My weekend of peeking into beautiful buildings of Paris which are typically closed to the public continued with a glimpse into three embassy buildings. All historical buildings with their own stories, they come alive in this century with the festivities that go along with embassy life. The first I visited was l'Hôtel de Charost, currently the residence of the British ambassador, located on the rue du Faubourg Saint-Honoré.
Built between 1722-25 for the duc de Charost, it was later sold to Pauline Leclerc, the sister of Napoleon.
Seen here is the Salon Pauline with her bed. When Napoleon's empire was established, Pauline became an imperial princess and her home was the center of a small court who attended to her.
In 1814, the Duke of Wellington was the newly appointed British ambassador to France, and he purchased the home and all its contents from Pauline to be the new embassy building for his country. The throne room is still used for investiture ceremonies.
Queen Victoria still oversees the activities there.
Dinner was set for 60 guests in the dining room decorated in the Louis XVI style. The table is 15 meters long with 28 leaves, and one single linen cloth made in Northern Ireland covers the length of the table. Wouldn't you just hate to be the guest to spill a drop of wine on that??
The grounds behind the house are expansive, stretching all the way to a back gate to the Champs Elysées which Napoleon would use to access the property.
Next we stood in a short line to visit l'Hôtel de la Rochefoucauld-Doudeauville, the embassy of Italy.

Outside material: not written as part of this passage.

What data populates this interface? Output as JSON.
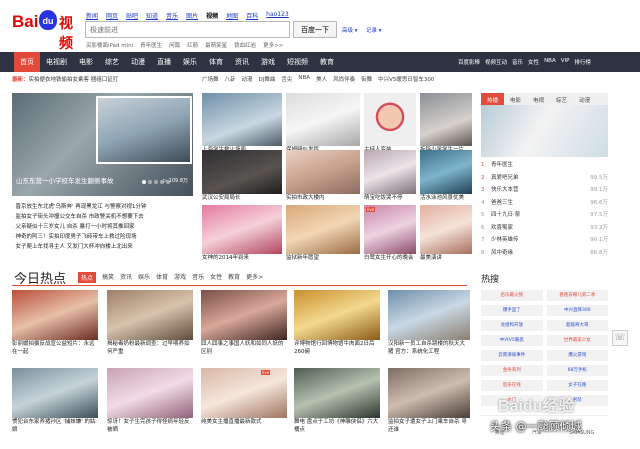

Located along the rue de Varenne with many other 18th century hôtels particuliers, the Italian Embassy acquired it in 1937. The best translation for hôtel particulier is a grand, private, usually free standing house, which is located between the entrance court at the street and a back garden. Seen here is the front entrance, behind which is a courtyard where the carriages could pull in and unload, and then the house would be behind the courtyard.
Once again, the interior was dazzling,
with many rooms decorated in the Louis XV style. Beautiful!
The Théatre Sicilien was unique. This 18th century theater was transported from the Palais Butera de Palerme in Sicily and installed in this location in the early 20th century. Do you think they might could use someone on staff to straighten the candles? Why do little things like that drive me crazy!!
Behind the house are the beautiful gardens, perfect for strolling.
We also had time to see l'Hôtel d'Estrées, nearby on the rue de Grenelle, which is the home of the Ambassador of Russia. You get a feel here of standing in the courtyard after you have entered through the street entrance.
Dazzling interiors were somewhat obscured by an exhibit about Russian art and tradition,
so that you would tour the exhibit and then step back and take in the grandeur of the rooms. Having been to Russia in the spring, I found the exhibit fascinating, as well as the website advertising it with its photos of the Russian embassy.
Lunch was ready to be served,
as well as tea.
And every "proper" hôtel particulier had its lovely garden for entertaining and enjoying.
Here's a souvenir I really wanted to take home with me for my princess of a granddaughter-- a tiara created in 1911 by Cartier, in the style of a diadème kokochnik, a popular Russian style. Not for sale in the gift shop at the end of the tour though--too bad.